When buying an investment property, many people tend to make a mental beeline straight towards the rental value of the place. If this is an investment property, chances are you will be renting it out, and therefore the rental value of the area is important, but it’s not everything. If you get a house in a good neighborhood with a mid-to-high average rental value but the house is lower quality than the rest in the area, you might have trouble renting it out without lowering the rent, thereby making the average rent less applicable. If you don’t want to deal with tenants all day, consider Brighton Property Management from Marshall White for your personal beach-side buffer-zone needs, but to avoid problems with tenants altogether, read through our list of things to look for in a investment property.
What’s Underneath Counts
It’s not on the top of everyone’s priority list when it comes to buying a house, but the foundations the house is built on are very important. A house built on solid, study foundations, for instance, shouldn’t have any problems standing the test of time. A house whose concrete base was poured onto clay, however, might find their house shifting in bad ways in heavy rain. That’s just one example, but it’s always worth asking the question of your real estate agent BEFORE buying a house to find out if you’ll be paying costly repairs in the near future, or if your money is safe in your investment property.
Your Safety First
Another thing to consider is yours and your tenants safety. If you’re buying in a neighborhood with steadily growing crime statistics, you can expect to experience some form of crime in that neighborhood. With growing rates of crime, a neighborhood becomes less desirable to rent or buy in, so you may have trouble even getting back what you paid in the first place. The lower price might seem worth it, and it’s true that trends like increasing crime sometimes diminish, however is that a million dollar risk you’re willing to take?

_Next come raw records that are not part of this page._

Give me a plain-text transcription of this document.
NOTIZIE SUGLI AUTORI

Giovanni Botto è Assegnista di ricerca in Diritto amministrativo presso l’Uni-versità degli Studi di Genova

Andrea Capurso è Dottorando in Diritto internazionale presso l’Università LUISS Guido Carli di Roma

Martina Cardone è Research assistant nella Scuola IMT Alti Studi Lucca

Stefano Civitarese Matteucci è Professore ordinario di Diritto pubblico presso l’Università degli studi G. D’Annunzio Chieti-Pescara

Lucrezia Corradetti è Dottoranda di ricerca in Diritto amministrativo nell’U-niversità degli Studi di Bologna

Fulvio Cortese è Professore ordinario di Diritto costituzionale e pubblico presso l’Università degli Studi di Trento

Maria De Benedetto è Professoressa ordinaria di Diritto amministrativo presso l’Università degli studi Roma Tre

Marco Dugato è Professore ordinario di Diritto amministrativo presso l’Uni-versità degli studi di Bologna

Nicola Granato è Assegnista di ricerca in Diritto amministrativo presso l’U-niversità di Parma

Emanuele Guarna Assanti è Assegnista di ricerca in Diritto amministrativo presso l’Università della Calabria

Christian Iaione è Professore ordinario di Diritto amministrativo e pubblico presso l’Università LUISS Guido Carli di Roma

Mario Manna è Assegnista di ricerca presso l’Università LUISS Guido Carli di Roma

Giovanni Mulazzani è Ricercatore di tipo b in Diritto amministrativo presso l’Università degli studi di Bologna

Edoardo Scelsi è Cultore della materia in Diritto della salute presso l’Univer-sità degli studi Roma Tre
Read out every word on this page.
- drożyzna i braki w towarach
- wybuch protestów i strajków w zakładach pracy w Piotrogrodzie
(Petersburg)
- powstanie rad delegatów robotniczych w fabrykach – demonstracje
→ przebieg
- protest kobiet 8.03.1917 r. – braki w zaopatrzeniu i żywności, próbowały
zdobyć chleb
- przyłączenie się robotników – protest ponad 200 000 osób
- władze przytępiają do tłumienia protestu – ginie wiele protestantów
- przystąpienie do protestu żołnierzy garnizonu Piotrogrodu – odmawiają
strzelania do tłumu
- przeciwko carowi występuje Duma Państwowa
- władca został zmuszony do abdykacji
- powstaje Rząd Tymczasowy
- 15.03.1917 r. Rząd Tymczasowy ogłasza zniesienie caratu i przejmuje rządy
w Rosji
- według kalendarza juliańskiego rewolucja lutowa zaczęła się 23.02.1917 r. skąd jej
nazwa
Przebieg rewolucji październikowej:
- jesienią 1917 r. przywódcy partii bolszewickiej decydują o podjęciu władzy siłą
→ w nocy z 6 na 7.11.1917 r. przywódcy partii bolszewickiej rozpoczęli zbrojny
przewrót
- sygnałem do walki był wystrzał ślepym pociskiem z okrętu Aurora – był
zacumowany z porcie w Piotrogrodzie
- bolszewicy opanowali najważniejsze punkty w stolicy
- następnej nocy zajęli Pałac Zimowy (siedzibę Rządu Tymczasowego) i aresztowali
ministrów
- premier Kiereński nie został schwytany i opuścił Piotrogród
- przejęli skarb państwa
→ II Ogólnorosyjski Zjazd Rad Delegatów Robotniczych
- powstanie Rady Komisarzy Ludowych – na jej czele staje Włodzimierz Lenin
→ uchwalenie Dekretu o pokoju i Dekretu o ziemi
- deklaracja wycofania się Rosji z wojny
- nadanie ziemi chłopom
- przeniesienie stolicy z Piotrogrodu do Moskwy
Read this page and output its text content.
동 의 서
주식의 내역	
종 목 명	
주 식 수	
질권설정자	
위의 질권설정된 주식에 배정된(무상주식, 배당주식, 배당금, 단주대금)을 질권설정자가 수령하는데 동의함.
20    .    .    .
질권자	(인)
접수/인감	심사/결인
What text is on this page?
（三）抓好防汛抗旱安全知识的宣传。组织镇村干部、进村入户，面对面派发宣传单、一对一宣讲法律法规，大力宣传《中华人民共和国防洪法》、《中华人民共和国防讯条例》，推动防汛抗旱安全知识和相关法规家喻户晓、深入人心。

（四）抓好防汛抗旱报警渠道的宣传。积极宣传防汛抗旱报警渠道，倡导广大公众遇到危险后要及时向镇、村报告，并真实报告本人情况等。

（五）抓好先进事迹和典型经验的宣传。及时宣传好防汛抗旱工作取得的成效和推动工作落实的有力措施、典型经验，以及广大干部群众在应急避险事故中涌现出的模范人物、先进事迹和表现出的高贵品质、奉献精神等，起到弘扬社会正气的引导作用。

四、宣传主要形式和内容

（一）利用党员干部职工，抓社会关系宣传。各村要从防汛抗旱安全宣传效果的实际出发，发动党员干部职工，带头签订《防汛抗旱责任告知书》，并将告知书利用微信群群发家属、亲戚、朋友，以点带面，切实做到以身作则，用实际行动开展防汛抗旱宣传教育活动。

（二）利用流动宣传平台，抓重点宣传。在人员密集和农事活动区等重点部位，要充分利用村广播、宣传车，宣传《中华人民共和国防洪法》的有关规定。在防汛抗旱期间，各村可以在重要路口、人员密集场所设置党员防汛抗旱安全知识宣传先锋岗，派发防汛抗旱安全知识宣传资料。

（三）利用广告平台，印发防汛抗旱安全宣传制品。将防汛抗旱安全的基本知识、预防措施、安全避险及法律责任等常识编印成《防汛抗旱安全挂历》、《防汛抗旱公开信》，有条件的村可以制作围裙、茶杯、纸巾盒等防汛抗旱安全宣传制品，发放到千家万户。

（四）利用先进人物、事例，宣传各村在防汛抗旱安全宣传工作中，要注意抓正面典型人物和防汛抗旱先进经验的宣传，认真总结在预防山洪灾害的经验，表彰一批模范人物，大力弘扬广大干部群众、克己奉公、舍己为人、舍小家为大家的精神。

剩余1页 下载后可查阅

Plans All Year, Every Year
Making sure the house you buy is a house you would want to live in is important in ascertaining if someone else will want to live in it. If you buy a house in the middle of nowhere you might not get much interest in it at all, and if you shell out two to three times as much for a house in the middle of the city, will the increased interest be worth the cost? Try to find a house in the middle zone. Somewhere near a beach, or near restaurants, to give people something to do at the house they rent from you, while not breaking the bank for a central hub house. Remember to take into consideration the changing seasons as well. Will that fireplace be as appealing on a sweltering hot forty-degree day? Will that huge pool in the backyard be a drawback that might send people away? It’s best to pick a house that has charm and is near to things of entertainment, like the ocean or a shopping center, that way the fault falls to the house less often, and you don’t end up paying for pool repairs.
Buying an investment property is a great problem to have, but a problem it usually is. Lots of planning and emotion goes into buying your first house, which makes it hard and easy. If you love a place, you get it. An investment property has to be more logical and less emotional, but it’s important to remember the people that will be living in it are looking for their home too.